When I took the dog for a walk this afternoon there was a guy hard at work about 100 meters down the road and it made me think that there is no way I could do that.
What is it for you?
The job of telco tech / tower rigger is a piece of piss (easy to do) I used to do it, that’s only a little one, I’ve worked on towers hundreds of meters high. I have a natural fear of heights, but you trust your training, preparation, judgment, equipment and your coworkers… it is they who will rescue you if you fall and are dangling in your harness.
We’re all qualified in rescue at heights. Basically the process involves the rescuer gets above you and absails down to you, connects your harness to theirs and disconnects your lanyard (the one you are hanging by) and you both a sail to the ground.
In the job it’s good to have a healthy fear of heights…….it makes you careful, no room on the tower for cowboys..

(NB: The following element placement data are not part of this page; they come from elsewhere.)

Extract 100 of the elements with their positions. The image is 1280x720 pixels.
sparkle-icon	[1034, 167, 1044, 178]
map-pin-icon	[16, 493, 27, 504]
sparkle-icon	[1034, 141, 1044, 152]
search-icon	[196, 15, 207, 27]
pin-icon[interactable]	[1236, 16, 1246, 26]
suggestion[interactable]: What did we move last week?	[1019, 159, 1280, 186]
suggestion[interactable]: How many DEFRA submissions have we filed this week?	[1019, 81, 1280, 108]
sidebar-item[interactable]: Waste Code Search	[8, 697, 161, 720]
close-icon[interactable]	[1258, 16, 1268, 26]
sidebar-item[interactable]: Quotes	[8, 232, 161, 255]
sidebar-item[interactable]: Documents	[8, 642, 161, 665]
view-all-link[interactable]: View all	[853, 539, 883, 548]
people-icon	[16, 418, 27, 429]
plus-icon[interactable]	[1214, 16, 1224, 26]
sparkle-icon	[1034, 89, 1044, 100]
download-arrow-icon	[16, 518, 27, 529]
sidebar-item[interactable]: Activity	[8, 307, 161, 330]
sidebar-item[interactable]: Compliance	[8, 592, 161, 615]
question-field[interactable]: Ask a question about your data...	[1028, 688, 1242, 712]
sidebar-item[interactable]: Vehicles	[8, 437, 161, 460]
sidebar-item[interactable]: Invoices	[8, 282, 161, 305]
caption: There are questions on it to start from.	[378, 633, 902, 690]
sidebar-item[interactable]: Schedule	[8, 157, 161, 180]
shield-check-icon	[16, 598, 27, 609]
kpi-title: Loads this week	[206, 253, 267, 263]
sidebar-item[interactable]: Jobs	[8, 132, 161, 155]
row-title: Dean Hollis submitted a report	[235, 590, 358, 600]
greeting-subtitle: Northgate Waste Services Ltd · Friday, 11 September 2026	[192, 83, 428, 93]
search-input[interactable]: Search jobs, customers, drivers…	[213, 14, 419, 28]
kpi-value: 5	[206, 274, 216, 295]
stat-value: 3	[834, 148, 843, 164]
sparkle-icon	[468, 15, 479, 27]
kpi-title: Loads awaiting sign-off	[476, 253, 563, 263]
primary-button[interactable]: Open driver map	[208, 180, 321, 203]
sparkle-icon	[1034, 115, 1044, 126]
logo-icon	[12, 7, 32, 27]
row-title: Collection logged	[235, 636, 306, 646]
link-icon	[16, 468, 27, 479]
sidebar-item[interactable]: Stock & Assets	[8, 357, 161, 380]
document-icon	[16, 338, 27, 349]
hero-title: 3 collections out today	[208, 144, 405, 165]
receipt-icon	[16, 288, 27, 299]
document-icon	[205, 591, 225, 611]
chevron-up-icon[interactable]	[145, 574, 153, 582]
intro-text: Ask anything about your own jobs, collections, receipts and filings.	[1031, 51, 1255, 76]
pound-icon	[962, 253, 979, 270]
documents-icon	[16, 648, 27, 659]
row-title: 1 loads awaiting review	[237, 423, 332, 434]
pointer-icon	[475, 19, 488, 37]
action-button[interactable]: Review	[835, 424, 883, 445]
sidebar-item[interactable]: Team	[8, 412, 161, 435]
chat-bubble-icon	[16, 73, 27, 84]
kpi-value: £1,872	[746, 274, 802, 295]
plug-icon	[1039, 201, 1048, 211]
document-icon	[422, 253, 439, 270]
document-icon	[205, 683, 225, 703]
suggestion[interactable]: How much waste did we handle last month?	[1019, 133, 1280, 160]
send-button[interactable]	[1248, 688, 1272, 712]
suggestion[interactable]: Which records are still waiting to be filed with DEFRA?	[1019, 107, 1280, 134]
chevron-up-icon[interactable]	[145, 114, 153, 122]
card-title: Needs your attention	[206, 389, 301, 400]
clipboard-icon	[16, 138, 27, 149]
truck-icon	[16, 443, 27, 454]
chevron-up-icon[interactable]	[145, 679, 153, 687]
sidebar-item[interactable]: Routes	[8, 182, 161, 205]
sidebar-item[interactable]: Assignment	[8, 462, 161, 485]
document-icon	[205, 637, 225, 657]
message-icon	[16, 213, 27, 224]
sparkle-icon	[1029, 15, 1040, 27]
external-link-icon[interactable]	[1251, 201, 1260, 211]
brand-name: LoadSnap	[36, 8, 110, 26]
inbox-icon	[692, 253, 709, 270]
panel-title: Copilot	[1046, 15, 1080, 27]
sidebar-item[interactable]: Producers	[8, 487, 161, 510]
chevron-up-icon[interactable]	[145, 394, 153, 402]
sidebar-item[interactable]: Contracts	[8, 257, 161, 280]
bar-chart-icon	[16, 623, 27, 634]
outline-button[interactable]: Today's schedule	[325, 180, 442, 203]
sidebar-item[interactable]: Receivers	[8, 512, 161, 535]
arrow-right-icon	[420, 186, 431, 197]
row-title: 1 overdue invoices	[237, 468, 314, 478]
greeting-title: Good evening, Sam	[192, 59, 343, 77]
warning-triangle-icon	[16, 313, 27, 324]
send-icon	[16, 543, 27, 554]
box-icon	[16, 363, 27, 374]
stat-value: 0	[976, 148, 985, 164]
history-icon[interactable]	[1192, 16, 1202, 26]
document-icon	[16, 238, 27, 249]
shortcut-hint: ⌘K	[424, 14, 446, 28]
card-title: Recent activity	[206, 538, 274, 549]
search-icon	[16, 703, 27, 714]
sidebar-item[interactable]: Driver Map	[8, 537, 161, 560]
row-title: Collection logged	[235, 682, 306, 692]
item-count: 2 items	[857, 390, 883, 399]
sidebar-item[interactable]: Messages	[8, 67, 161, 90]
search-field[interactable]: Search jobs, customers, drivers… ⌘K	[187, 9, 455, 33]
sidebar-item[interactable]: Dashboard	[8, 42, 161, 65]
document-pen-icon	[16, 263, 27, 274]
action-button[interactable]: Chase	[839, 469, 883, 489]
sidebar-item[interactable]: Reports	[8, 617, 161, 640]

It’s funny that it’s not the the great heights that are the scariest….. I you know if you fall from them you know that all you will be is a sploge of strawberry jam on the ground, no it’s the lower heights that you might survive…albeit a total wreck, that’s the real scary part.
The great height are sort of abstract when you look down people moving about on the ground look me like ants scurrying around.
I don’t do that sort of work. It is the physical effort of climbing on a worn out body that’s the biggest problem for me, not the fear.
I also used to do high rise construction (steel erection, and elevator installation.)
We are trained to avoid certain clouds…like convective clouds. Non-convective clouds are OK to fly through…unless they are reported to cause aircraft icing or turbulence. We avoid clouds that paint yellow, red, or magenta on our radar…we also receive good cloud/bad cloud info from ATC.